Now, you need to start with one mine and build/buy another as you build a junior miner into a major. The material drop in your risk profile as you bring more mines on stream (lowering your individual mine risk by creating a diverse portfolio of individual mines under a single holding structure) can add serious value to shareholders if you get it right.
But few do, and rent-seeking looks very, very similar to this strategy…
Let me ask you this: in the last decade, has any single new mining company evolve into a new major globally-diversified miner? All the major global miners were built decades ago when mining laws & regulations barely existed, costs were crazy low and a visionary couple people put the foundations together.
Hence, if a company is not going to becomes a major, globally-diversified mining house (which is unlikely), shareholders need to see dividends. Not just a trickle, but a huge flood of dividends!
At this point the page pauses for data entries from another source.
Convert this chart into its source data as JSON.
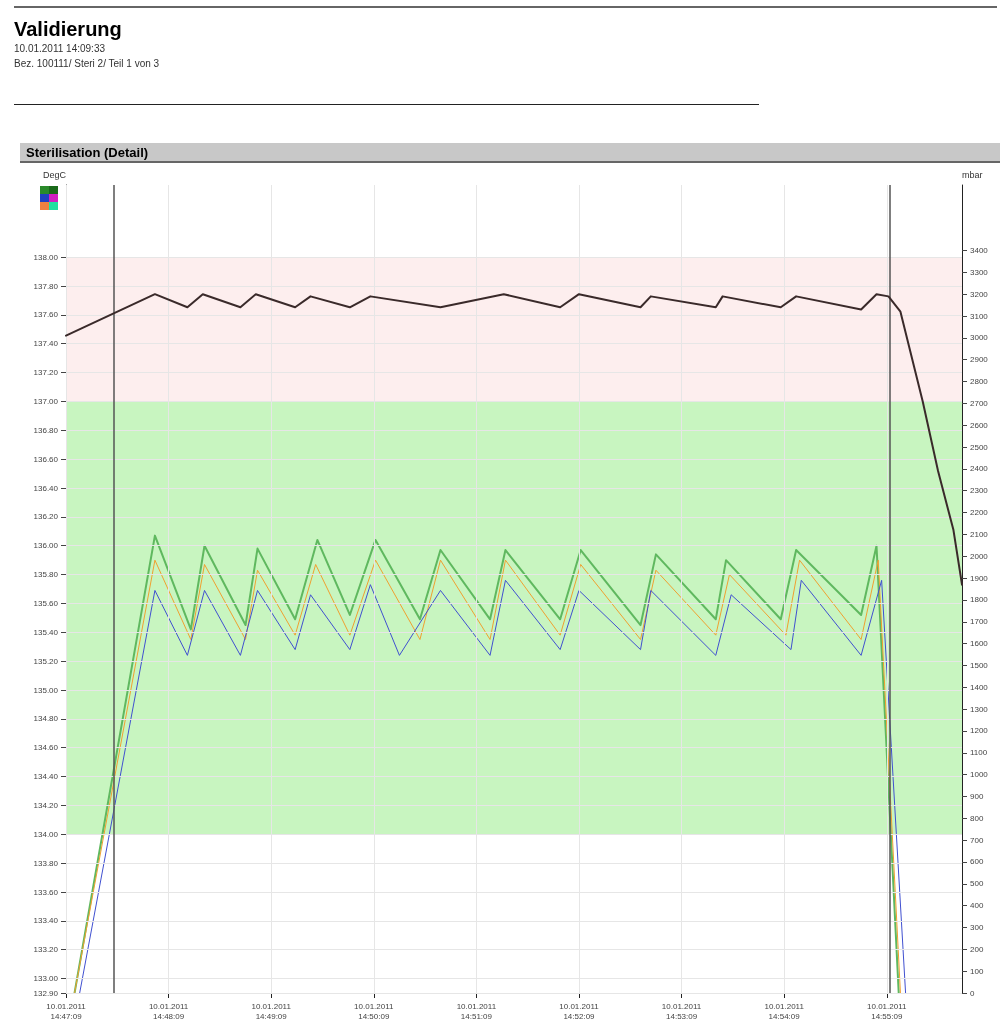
{
  "chart_data": {
    "type": "line",
    "title": "Validierung",
    "subtitle": "10.01.2011  14:09:33",
    "annotations": [
      "Bez.    100111/ Steri 2/ Teil 1 von 3",
      "Sterilisation (Detail)"
    ],
    "ylabel": "DegC",
    "y2label": "mbar",
    "xlim": [
      "2011-01-10T14:47:09",
      "2011-01-10T14:55:53"
    ],
    "xticks": [
      {
        "value": "2011-01-10T14:47:09",
        "label": "10.01.2011\n14:47:09"
      },
      {
        "value": "2011-01-10T14:48:09",
        "label": "10.01.2011\n14:48:09"
      },
      {
        "value": "2011-01-10T14:49:09",
        "label": "10.01.2011\n14:49:09"
      },
      {
        "value": "2011-01-10T14:50:09",
        "label": "10.01.2011\n14:50:09"
      },
      {
        "value": "2011-01-10T14:51:09",
        "label": "10.01.2011\n14:51:09"
      },
      {
        "value": "2011-01-10T14:52:09",
        "label": "10.01.2011\n14:52:09"
      },
      {
        "value": "2011-01-10T14:53:09",
        "label": "10.01.2011\n14:53:09"
      },
      {
        "value": "2011-01-10T14:54:09",
        "label": "10.01.2011\n14:54:09"
      },
      {
        "value": "2011-01-10T14:55:09",
        "label": "10.01.2011\n14:55:09"
      }
    ],
    "ylim": [
      132.9,
      138.5
    ],
    "yticks": [
      {
        "value": 132.9,
        "label": "132.90"
      },
      {
        "value": 133,
        "label": "133.00"
      },
      {
        "value": 133.2,
        "label": "133.20"
      },
      {
        "value": 133.4,
        "label": "133.40"
      },
      {
        "value": 133.6,
        "label": "133.60"
      },
      {
        "value": 133.8,
        "label": "133.80"
      },
      {
        "value": 134,
        "label": "134.00"
      },
      {
        "value": 134.2,
        "label": "134.20"
      },
      {
        "value": 134.4,
        "label": "134.40"
      },
      {
        "value": 134.6,
        "label": "134.60"
      },
      {
        "value": 134.8,
        "label": "134.80"
      },
      {
        "value": 135,
        "label": "135.00"
      },
      {
        "value": 135.2,
        "label": "135.20"
      },
      {
        "value": 135.4,
        "label": "135.40"
      },
      {
        "value": 135.6,
        "label": "135.60"
      },
      {
        "value": 135.8,
        "label": "135.80"
      },
      {
        "value": 136,
        "label": "136.00"
      },
      {
        "value": 136.2,
        "label": "136.20"
      },
      {
        "value": 136.4,
        "label": "136.40"
      },
      {
        "value": 136.6,
        "label": "136.60"
      },
      {
        "value": 136.8,
        "label": "136.80"
      },
      {
        "value": 137,
        "label": "137.00"
      },
      {
        "value": 137.2,
        "label": "137.20"
      },
      {
        "value": 137.4,
        "label": "137.40"
      },
      {
        "value": 137.6,
        "label": "137.60"
      },
      {
        "value": 137.8,
        "label": "137.80"
      },
      {
        "value": 138,
        "label": "138.00"
      }
    ],
    "y2lim": [
      0,
      3700
    ],
    "y2ticks": [
      0,
      100,
      200,
      300,
      400,
      500,
      600,
      700,
      800,
      900,
      1000,
      1100,
      1200,
      1300,
      1400,
      1500,
      1600,
      1700,
      1800,
      1900,
      2000,
      2100,
      2200,
      2300,
      2400,
      2500,
      2600,
      2700,
      2800,
      2900,
      3000,
      3100,
      3200,
      3300,
      3400
    ],
    "grid": true,
    "marker": "none",
    "line_style": "solid",
    "bands": [
      {
        "axis": "y",
        "from": 134.0,
        "to": 137.0,
        "color": "#c8f5c0"
      },
      {
        "axis": "y",
        "from": 137.0,
        "to": 138.0,
        "color": "#fdeeee"
      }
    ],
    "ref_lines": [
      {
        "axis": "x",
        "value": "2011-01-10T14:47:37",
        "color": "#555555"
      },
      {
        "axis": "x",
        "value": "2011-01-10T14:55:11",
        "color": "#555555"
      }
    ],
    "series": [
      {
        "color": "#3a2a2a",
        "axis": "y2",
        "x": [
          "2011-01-10T14:47:09",
          "2011-01-10T14:48:01",
          "2011-01-10T14:48:20",
          "2011-01-10T14:48:29",
          "2011-01-10T14:48:51",
          "2011-01-10T14:49:00",
          "2011-01-10T14:49:23",
          "2011-01-10T14:49:32",
          "2011-01-10T14:49:55",
          "2011-01-10T14:50:07",
          "2011-01-10T14:50:48",
          "2011-01-10T14:51:25",
          "2011-01-10T14:51:58",
          "2011-01-10T14:52:09",
          "2011-01-10T14:52:45",
          "2011-01-10T14:52:51",
          "2011-01-10T14:53:29",
          "2011-01-10T14:53:33",
          "2011-01-10T14:54:07",
          "2011-01-10T14:54:16",
          "2011-01-10T14:54:54",
          "2011-01-10T14:55:03",
          "2011-01-10T14:55:10",
          "2011-01-10T14:55:17",
          "2011-01-10T14:55:30",
          "2011-01-10T14:55:39",
          "2011-01-10T14:55:48",
          "2011-01-10T14:55:53"
        ],
        "values": [
          3010,
          3200,
          3140,
          3200,
          3140,
          3200,
          3140,
          3190,
          3140,
          3190,
          3140,
          3200,
          3140,
          3200,
          3140,
          3190,
          3140,
          3190,
          3140,
          3190,
          3130,
          3200,
          3190,
          3120,
          2710,
          2390,
          2120,
          1870
        ]
      },
      {
        "color": "#5fb85f",
        "x": [
          "2011-01-10T14:47:14",
          "2011-01-10T14:48:01",
          "2011-01-10T14:48:22",
          "2011-01-10T14:48:30",
          "2011-01-10T14:48:54",
          "2011-01-10T14:49:01",
          "2011-01-10T14:49:23",
          "2011-01-10T14:49:36",
          "2011-01-10T14:49:55",
          "2011-01-10T14:50:10",
          "2011-01-10T14:50:36",
          "2011-01-10T14:50:48",
          "2011-01-10T14:51:17",
          "2011-01-10T14:51:26",
          "2011-01-10T14:51:58",
          "2011-01-10T14:52:10",
          "2011-01-10T14:52:45",
          "2011-01-10T14:52:54",
          "2011-01-10T14:53:29",
          "2011-01-10T14:53:35",
          "2011-01-10T14:54:07",
          "2011-01-10T14:54:16",
          "2011-01-10T14:54:54",
          "2011-01-10T14:55:03",
          "2011-01-10T14:55:16"
        ],
        "values": [
          132.9,
          136.07,
          135.42,
          136.0,
          135.45,
          135.98,
          135.49,
          136.04,
          135.52,
          136.04,
          135.49,
          135.97,
          135.49,
          135.97,
          135.49,
          135.97,
          135.45,
          135.94,
          135.49,
          135.9,
          135.49,
          135.97,
          135.52,
          136.0,
          132.9
        ]
      },
      {
        "color": "#f0a030",
        "x": [
          "2011-01-10T14:47:14",
          "2011-01-10T14:48:01",
          "2011-01-10T14:48:22",
          "2011-01-10T14:48:30",
          "2011-01-10T14:48:54",
          "2011-01-10T14:49:01",
          "2011-01-10T14:49:23",
          "2011-01-10T14:49:35",
          "2011-01-10T14:49:55",
          "2011-01-10T14:50:10",
          "2011-01-10T14:50:36",
          "2011-01-10T14:50:48",
          "2011-01-10T14:51:17",
          "2011-01-10T14:51:26",
          "2011-01-10T14:51:58",
          "2011-01-10T14:52:10",
          "2011-01-10T14:52:45",
          "2011-01-10T14:52:54",
          "2011-01-10T14:53:29",
          "2011-01-10T14:53:37",
          "2011-01-10T14:54:10",
          "2011-01-10T14:54:18",
          "2011-01-10T14:54:54",
          "2011-01-10T14:55:04",
          "2011-01-10T14:55:17"
        ],
        "values": [
          132.9,
          135.9,
          135.35,
          135.87,
          135.35,
          135.83,
          135.38,
          135.87,
          135.38,
          135.9,
          135.35,
          135.9,
          135.35,
          135.9,
          135.38,
          135.87,
          135.35,
          135.83,
          135.38,
          135.8,
          135.38,
          135.9,
          135.35,
          135.9,
          132.9
        ]
      },
      {
        "color": "#4050d0",
        "x": [
          "2011-01-10T14:47:17",
          "2011-01-10T14:48:01",
          "2011-01-10T14:48:20",
          "2011-01-10T14:48:30",
          "2011-01-10T14:48:51",
          "2011-01-10T14:49:01",
          "2011-01-10T14:49:23",
          "2011-01-10T14:49:32",
          "2011-01-10T14:49:55",
          "2011-01-10T14:50:07",
          "2011-01-10T14:50:24",
          "2011-01-10T14:50:48",
          "2011-01-10T14:51:17",
          "2011-01-10T14:51:26",
          "2011-01-10T14:51:58",
          "2011-01-10T14:52:09",
          "2011-01-10T14:52:45",
          "2011-01-10T14:52:51",
          "2011-01-10T14:53:29",
          "2011-01-10T14:53:38",
          "2011-01-10T14:54:13",
          "2011-01-10T14:54:19",
          "2011-01-10T14:54:54",
          "2011-01-10T14:55:06",
          "2011-01-10T14:55:20"
        ],
        "values": [
          132.9,
          135.69,
          135.24,
          135.69,
          135.24,
          135.69,
          135.28,
          135.66,
          135.28,
          135.73,
          135.24,
          135.69,
          135.24,
          135.76,
          135.28,
          135.69,
          135.28,
          135.69,
          135.24,
          135.66,
          135.28,
          135.76,
          135.24,
          135.76,
          132.9
        ]
      }
    ]
  }
}
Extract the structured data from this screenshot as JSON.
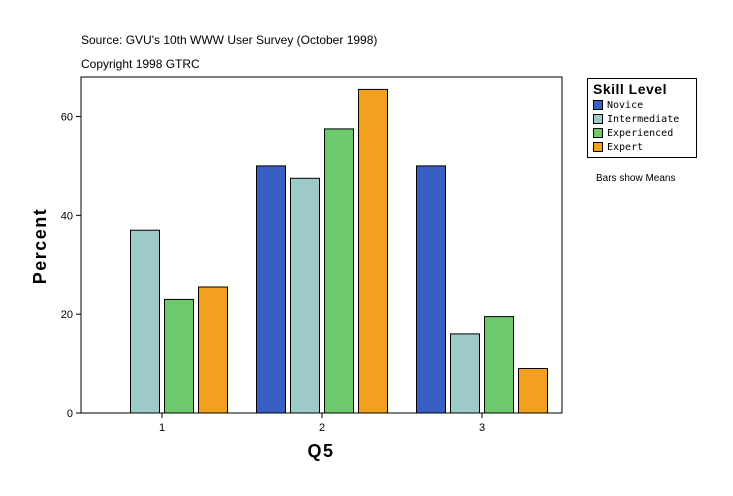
{
  "source_line": "Source: GVU's 10th WWW User Survey (October 1998)",
  "copyright_line": "Copyright 1998 GTRC",
  "note": "Bars show Means",
  "chart_data": {
    "type": "bar",
    "title": "",
    "xlabel": "Q5",
    "ylabel": "Percent",
    "categories": [
      "1",
      "2",
      "3"
    ],
    "ylim": [
      0,
      68
    ],
    "yticks": [
      0,
      20,
      40,
      60
    ],
    "grid": false,
    "legend_placement": "right",
    "legend_title": "Skill Level",
    "series": [
      {
        "name": "Novice",
        "color": "#3a5fc3",
        "values": [
          0,
          50,
          50
        ]
      },
      {
        "name": "Intermediate",
        "color": "#9ec9c9",
        "values": [
          37,
          47.5,
          16
        ]
      },
      {
        "name": "Experienced",
        "color": "#6cca6c",
        "values": [
          23,
          57.5,
          19.5
        ]
      },
      {
        "name": "Expert",
        "color": "#f2a01d",
        "values": [
          25.5,
          65.5,
          9
        ]
      }
    ]
  }
}
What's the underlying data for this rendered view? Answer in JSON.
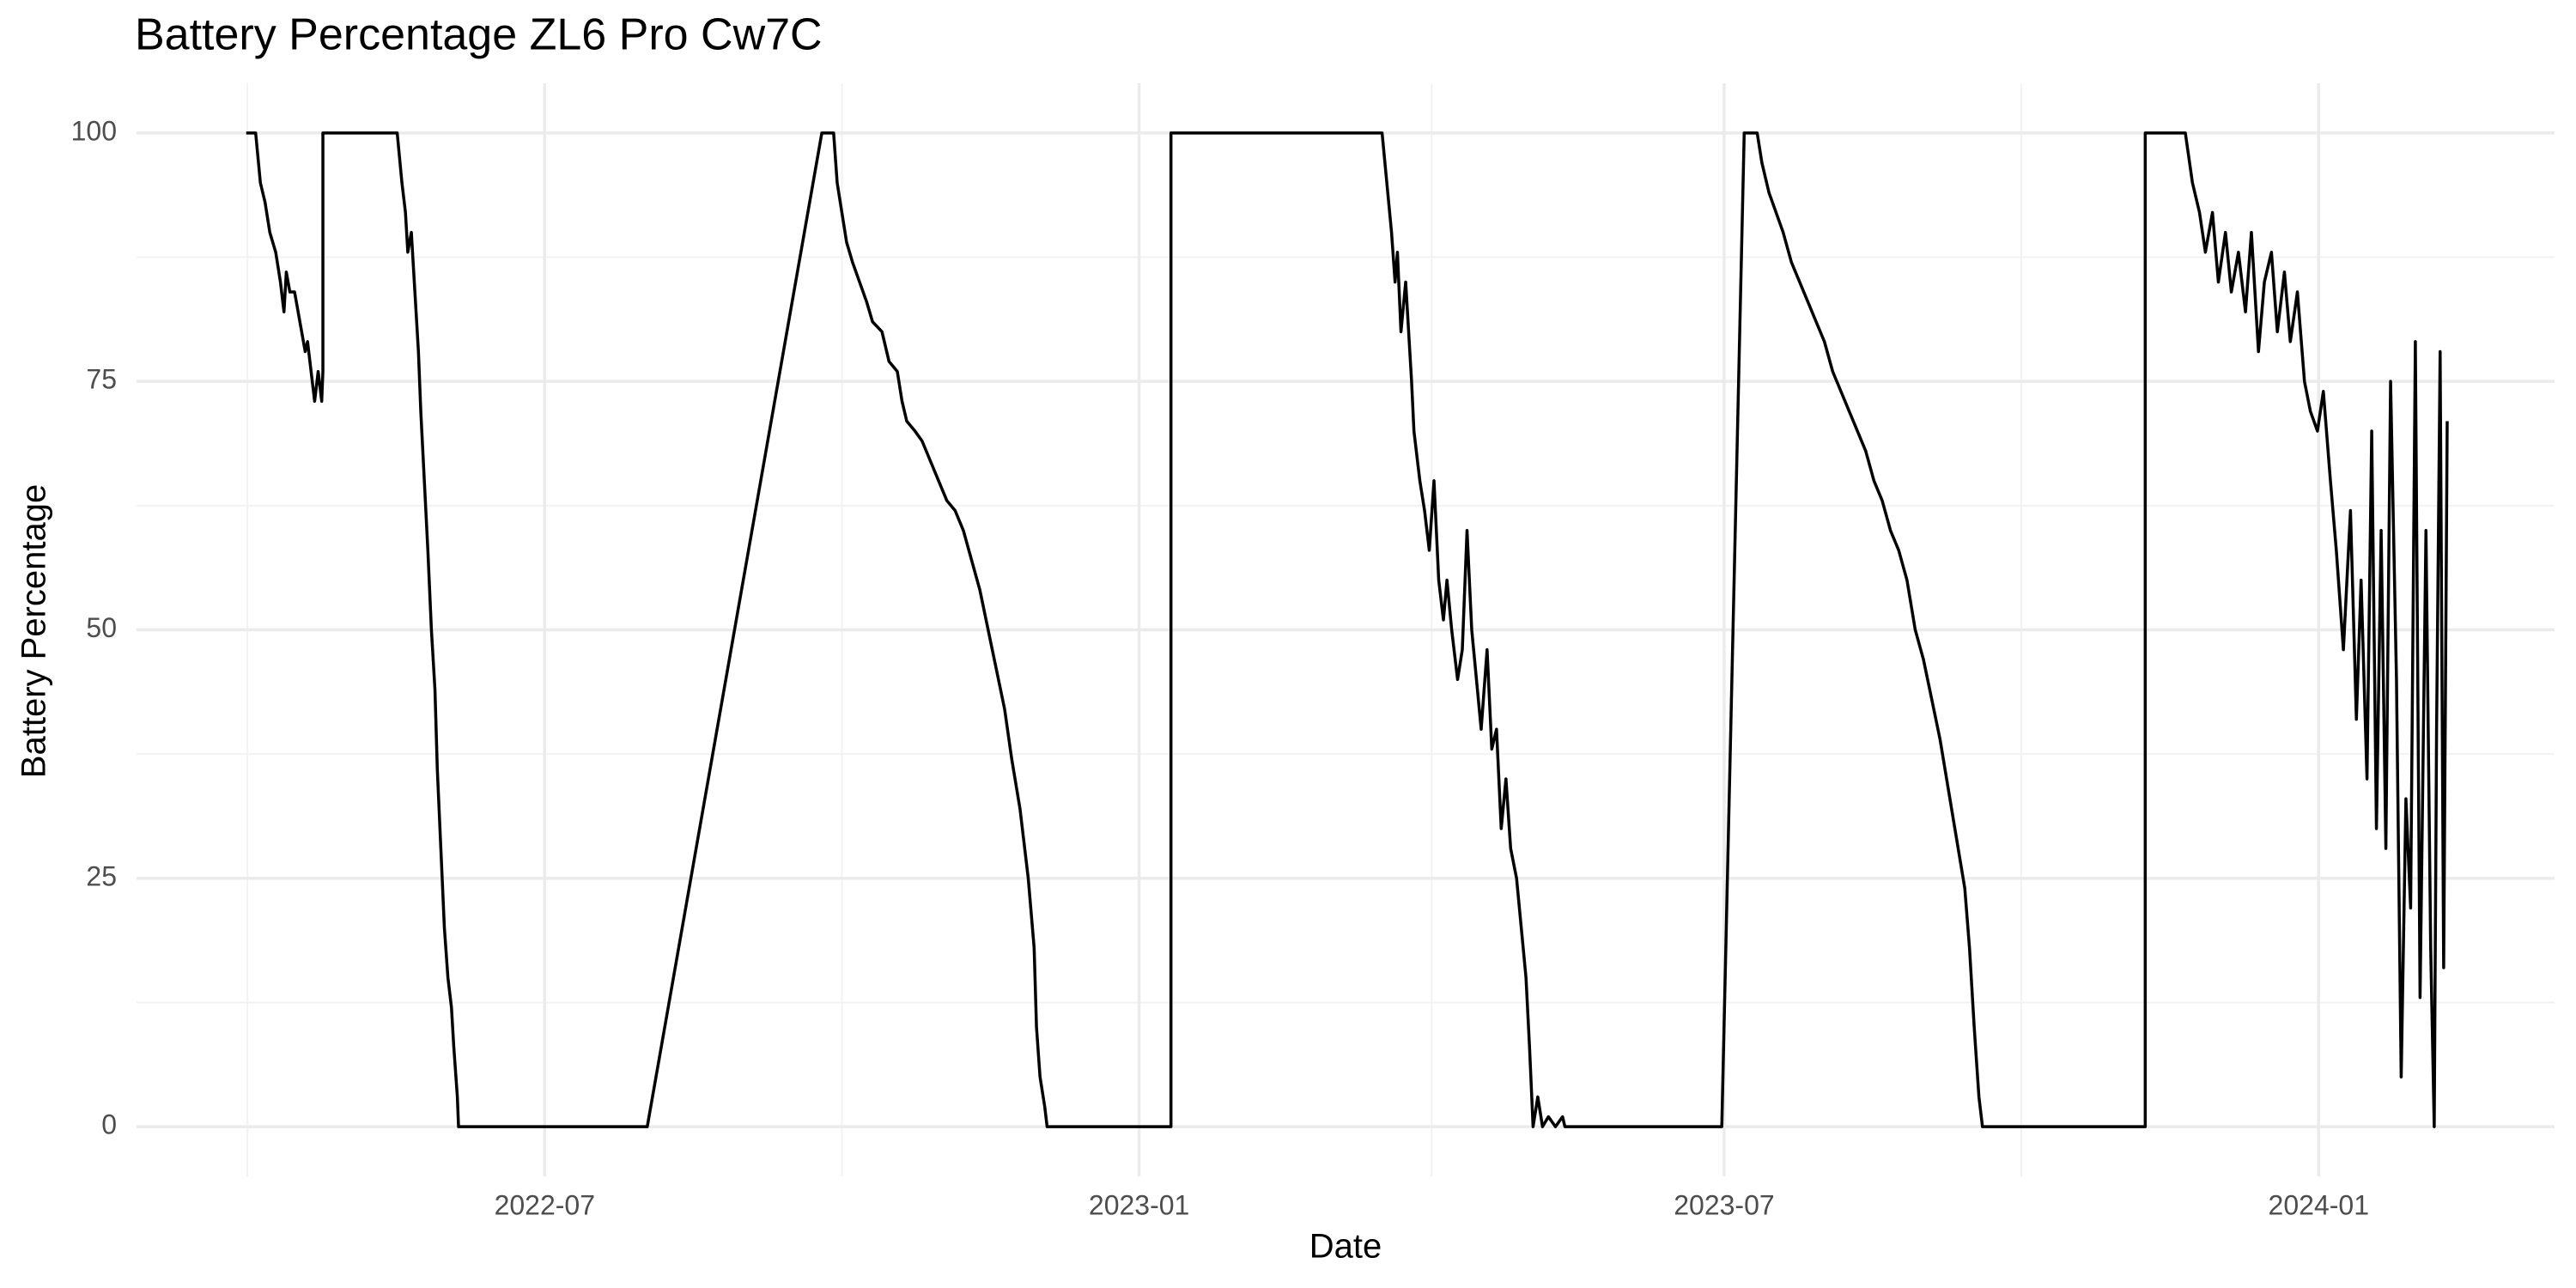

The reality is that this is probably going to be the major source of their returns, in the absence of one of the majors swooping on them with a takeover bid.
(3) Position sizing is key:
Given the above risks, variables, volatility & the risk of executive rent-seeking behaviour, why invest in this sector at all?
Returns.
A rich, well-positioned mineral resource that is carefully exploited in a conducive environment can generate significant economic value. It doesn’t just have inherent barriers to entry (you either own the resource or you don’t), but it also earns hard currency in a real asset (the USD-priced commodity) and can generate fantastic, annuity-like income with a free embedded option on the commodity it is digging up.
After all the research and risks are taken into account, the final lever that one can pull to manage the potential upside with the risk of the downside is position size.
In other words, make sure you are not overexposed to any one of these stocks, nor in total to this sector. If you do that, you should be fine, irrespective of the randomness of mining.